Joy of Driving: Manuals, Engagement, and “Techy” Cars
- Enthusiasts repeatedly emphasize “joy” as: lightweight, NA (or fun turbo), manual, RWD, good steering, minimal electronics, mechanical handbrake.
- Examples: Miatas, S2000s, old Volkswagens, cheap low-power cars driven hard.
- Others defend advanced tech and DCTs: they’re faster, hold boost, and can be brilliant on track.
- A strong subset still finds automatics and even paddles fundamentally less satisfying; “feel” outweighs measurable performance.
GT-R R35’s Legacy and Decline
- The R35 is praised as a 2007-era revolution: AWD, turbo, huge tuning headroom, “working man’s supercar” and computer-aided performance pioneer.

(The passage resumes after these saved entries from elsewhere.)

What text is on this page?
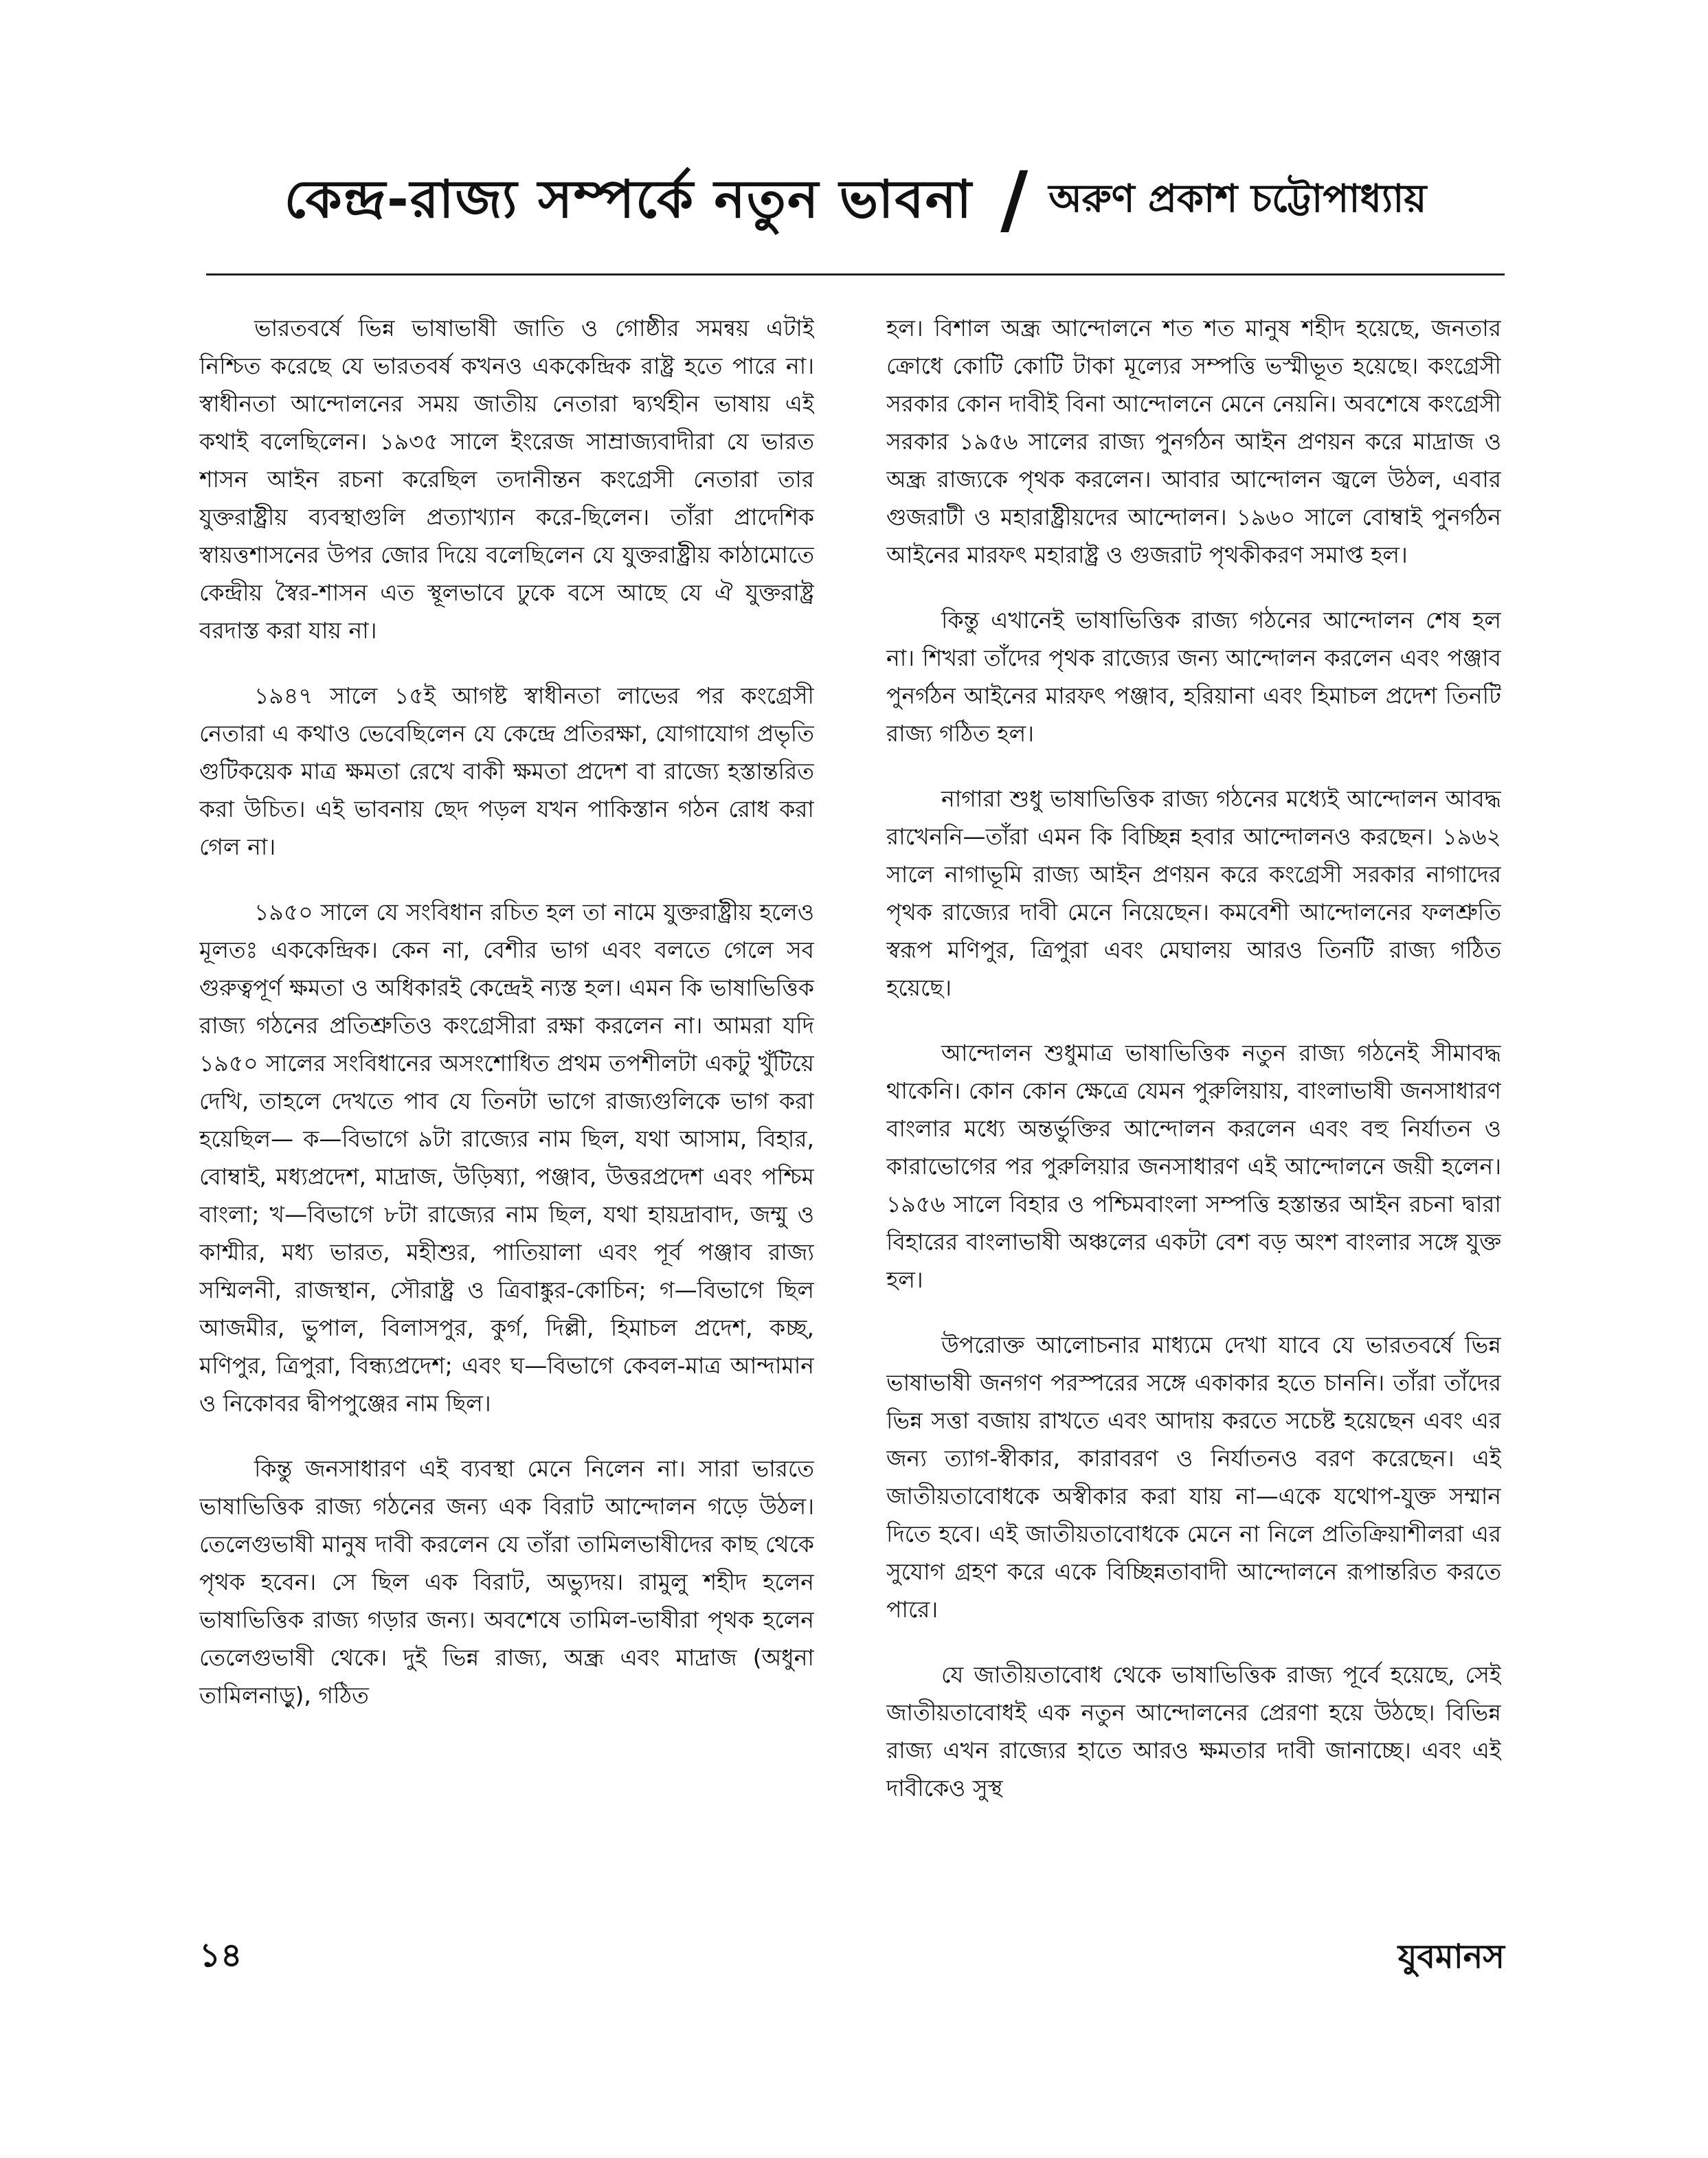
কেন্দ্র-রাজ্য সম্পর্কে নতুন ভাবনা / অরুণ প্রকাশ চট্টোপাধ্যায়

ভারতবর্ষে ভিন্ন ভাষাভাষী জাতি ও গোষ্ঠীর সমন্বয় এটাই নিশ্চিত করেছে যে ভারতবর্ষ কখনও এককেন্দ্রিক রাষ্ট্র হতে পারে না। স্বাধীনতা আন্দোলনের সময় জাতীয় নেতারা দ্ব্যর্থহীন ভাষায় এই কথাই বলেছিলেন। ১৯৩৫ সালে ইংরেজ সাম্রাজ্যবাদীরা যে ভারত শাসন আইন রচনা করেছিল তদানীন্তন কংগ্রেসী নেতারা তার যুক্তরাষ্ট্রীয় ব্যবস্থাগুলি প্রত্যাখ্যান করে-ছিলেন। তাঁরা প্রাদেশিক স্বায়ত্তশাসনের উপর জোর দিয়ে বলেছিলেন যে যুক্তরাষ্ট্রীয় কাঠামোতে কেন্দ্রীয় স্বৈর-শাসন এত স্থূলভাবে ঢুকে বসে আছে যে ঐ যুক্তরাষ্ট্র বরদাস্ত করা যায় না।

১৯৪৭ সালে ১৫ই আগষ্ট স্বাধীনতা লাভের পর কংগ্রেসী নেতারা এ কথাও ভেবেছিলেন যে কেন্দ্রে প্রতিরক্ষা, যোগাযোগ প্রভৃতি গুটিকয়েক মাত্র ক্ষমতা রেখে বাকী ক্ষমতা প্রদেশ বা রাজ্যে হস্তান্তরিত করা উচিত। এই ভাবনায় ছেদ পড়ল যখন পাকিস্তান গঠন রোধ করা গেল না।

১৯৫০ সালে যে সংবিধান রচিত হল তা নামে যুক্তরাষ্ট্রীয় হলেও মূলতঃ এককেন্দ্রিক। কেন না, বেশীর ভাগ এবং বলতে গেলে সব গুরুত্বপূর্ণ ক্ষমতা ও অধিকারই কেন্দ্রেই ন্যস্ত হল। এমন কি ভাষাভিত্তিক রাজ্য গঠনের প্রতিশ্রুতিও কংগ্রেসীরা রক্ষা করলেন না। আমরা যদি ১৯৫০ সালের সংবিধানের অসংশোধিত প্রথম তপশীলটা একটু খুঁটিয়ে দেখি, তাহলে দেখতে পাব যে তিনটা ভাগে রাজ্যগুলিকে ভাগ করা হয়েছিল— ক—বিভাগে ৯টা রাজ্যের নাম ছিল, যথা আসাম, বিহার, বোম্বাই, মধ্যপ্রদেশ, মাদ্রাজ, উড়িষ্যা, পঞ্জাব, উত্তরপ্রদেশ এবং পশ্চিম বাংলা; খ—বিভাগে ৮টা রাজ্যের নাম ছিল, যথা হায়দ্রাবাদ, জম্মু ও কাশ্মীর, মধ্য ভারত, মহীশুর, পাতিয়ালা এবং পূর্ব পঞ্জাব রাজ্য সম্মিলনী, রাজস্থান, সৌরাষ্ট্র ও ত্রিবাঙ্কুর-কোচিন; গ—বিভাগে ছিল আজমীর, ভুপাল, বিলাসপুর, কুর্গ, দিল্লী, হিমাচল প্রদেশ, কচ্ছ, মণিপুর, ত্রিপুরা, বিন্ধ্যপ্রদেশ; এবং ঘ—বিভাগে কেবল-মাত্র আন্দামান ও নিকোবর দ্বীপপুঞ্জের নাম ছিল।

কিন্তু জনসাধারণ এই ব্যবস্থা মেনে নিলেন না। সারা ভারতে ভাষাভিত্তিক রাজ্য গঠনের জন্য এক বিরাট আন্দোলন গড়ে উঠল। তেলেগুভাষী মানুষ দাবী করলেন যে তাঁরা তামিলভাষীদের কাছ থেকে পৃথক হবেন। সে ছিল এক বিরাট, অভ্যুদয়। রামুলু শহীদ হলেন ভাষাভিত্তিক রাজ্য গড়ার জন্য। অবশেষে তামিল-ভাষীরা পৃথক হলেন তেলেগুভাষী থেকে। দুই ভিন্ন রাজ্য, অন্ধ্র এবং মাদ্রাজ (অধুনা তামিলনাড়ু), গঠিত

হল। বিশাল অন্ধ্র আন্দোলনে শত শত মানুষ শহীদ হয়েছে, জনতার ক্রোধে কোটি কোটি টাকা মূল্যের সম্পত্তি ভস্মীভূত হয়েছে। কংগ্রেসী সরকার কোন দাবীই বিনা আন্দোলনে মেনে নেয়নি। অবশেষে কংগ্রেসী সরকার ১৯৫৬ সালের রাজ্য পুনর্গঠন আইন প্রণয়ন করে মাদ্রাজ ও অন্ধ্র রাজ্যকে পৃথক করলেন। আবার আন্দোলন জ্বলে উঠল, এবার গুজরাটী ও মহারাষ্ট্রীয়দের আন্দোলন। ১৯৬০ সালে বোম্বাই পুনর্গঠন আইনের মারফৎ মহারাষ্ট্র ও গুজরাট পৃথকীকরণ সমাপ্ত হল।

কিন্তু এখানেই ভাষাভিত্তিক রাজ্য গঠনের আন্দোলন শেষ হল না। শিখরা তাঁদের পৃথক রাজ্যের জন্য আন্দোলন করলেন এবং পঞ্জাব পুনর্গঠন আইনের মারফৎ পঞ্জাব, হরিয়ানা এবং হিমাচল প্রদেশ তিনটি রাজ্য গঠিত হল।

নাগারা শুধু ভাষাভিত্তিক রাজ্য গঠনের মধ্যেই আন্দোলন আবদ্ধ রাখেননি—তাঁরা এমন কি বিচ্ছিন্ন হবার আন্দোলনও করছেন। ১৯৬২ সালে নাগাভূমি রাজ্য আইন প্রণয়ন করে কংগ্রেসী সরকার নাগাদের পৃথক রাজ্যের দাবী মেনে নিয়েছেন। কমবেশী আন্দোলনের ফলশ্রুতি স্বরূপ মণিপুর, ত্রিপুরা এবং মেঘালয় আরও তিনটি রাজ্য গঠিত হয়েছে।

আন্দোলন শুধুমাত্র ভাষাভিত্তিক নতুন রাজ্য গঠনেই সীমাবদ্ধ থাকেনি। কোন কোন ক্ষেত্রে যেমন পুরুলিয়ায়, বাংলাভাষী জনসাধারণ বাংলার মধ্যে অন্তর্ভুক্তির আন্দোলন করলেন এবং বহু নির্যাতন ও কারাভোগের পর পুরুলিয়ার জনসাধারণ এই আন্দোলনে জয়ী হলেন। ১৯৫৬ সালে বিহার ও পশ্চিমবাংলা সম্পত্তি হস্তান্তর আইন রচনা দ্বারা বিহারের বাংলাভাষী অঞ্চলের একটা বেশ বড় অংশ বাংলার সঙ্গে যুক্ত হল।

উপরোক্ত আলোচনার মাধ্যমে দেখা যাবে যে ভারতবর্ষে ভিন্ন ভাষাভাষী জনগণ পরস্পরের সঙ্গে একাকার হতে চাননি। তাঁরা তাঁদের ভিন্ন সত্তা বজায় রাখতে এবং আদায় করতে সচেষ্ট হয়েছেন এবং এর জন্য ত্যাগ-স্বীকার, কারাবরণ ও নির্যাতনও বরণ করেছেন। এই জাতীয়তাবোধকে অস্বীকার করা যায় না—একে যথোপ-যুক্ত সম্মান দিতে হবে। এই জাতীয়তাবোধকে মেনে না নিলে প্রতিক্রিয়াশীলরা এর সুযোগ গ্রহণ করে একে বিচ্ছিন্নতাবাদী আন্দোলনে রূপান্তরিত করতে পারে।

যে জাতীয়তাবোধ থেকে ভাষাভিত্তিক রাজ্য পূর্বে হয়েছে, সেই জাতীয়তাবোধই এক নতুন আন্দোলনের প্রেরণা হয়ে উঠছে। বিভিন্ন রাজ্য এখন রাজ্যের হাতে আরও ক্ষমতার দাবী জানাচ্ছে। এবং এই দাবীকেও সুস্থ

১৪	যুবমানস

- It also became heavy, old, and expensive; price hikes and limited updates eroded the original value proposition.
- Discontinued largely due to regulations and platform age; some see its non-compliance as part of its rebel charm.
- Nissan’s earlier claim that it was “untuneable” is mocked, with explanations tied to emissions and regulatory optics.
Nissan, Sports Cars, and Market Reality
- Broader lament that Nissan squandered enthusiast cred (GT-R, Z, Infiniti) by not meaningfully iterating the platforms.
- Counterpoint: GT-R sales were tiny; enthusiasts demand manuals and halo cars but often buy used, making new development hard to justify.
- Comparison cars cited as similar or better value: Camaro ZL1, C8 Corvette, Mustang, Supra, RS3, etc., with debate over AWD, track vs straight-line, and what “same performance” really means.
Future of Driving and Tuning
- Some fear tuning and enthusiast driving are effectively “already dead” and will become a niche old-person hobby amid EVs, autonomy, and urban policy.
- Others are cautiously hopeful: you can still tune handling, not just power, and demand for cars like the 911, Supra, MX‑5, BRZ suggests the passion isn’t gone yet.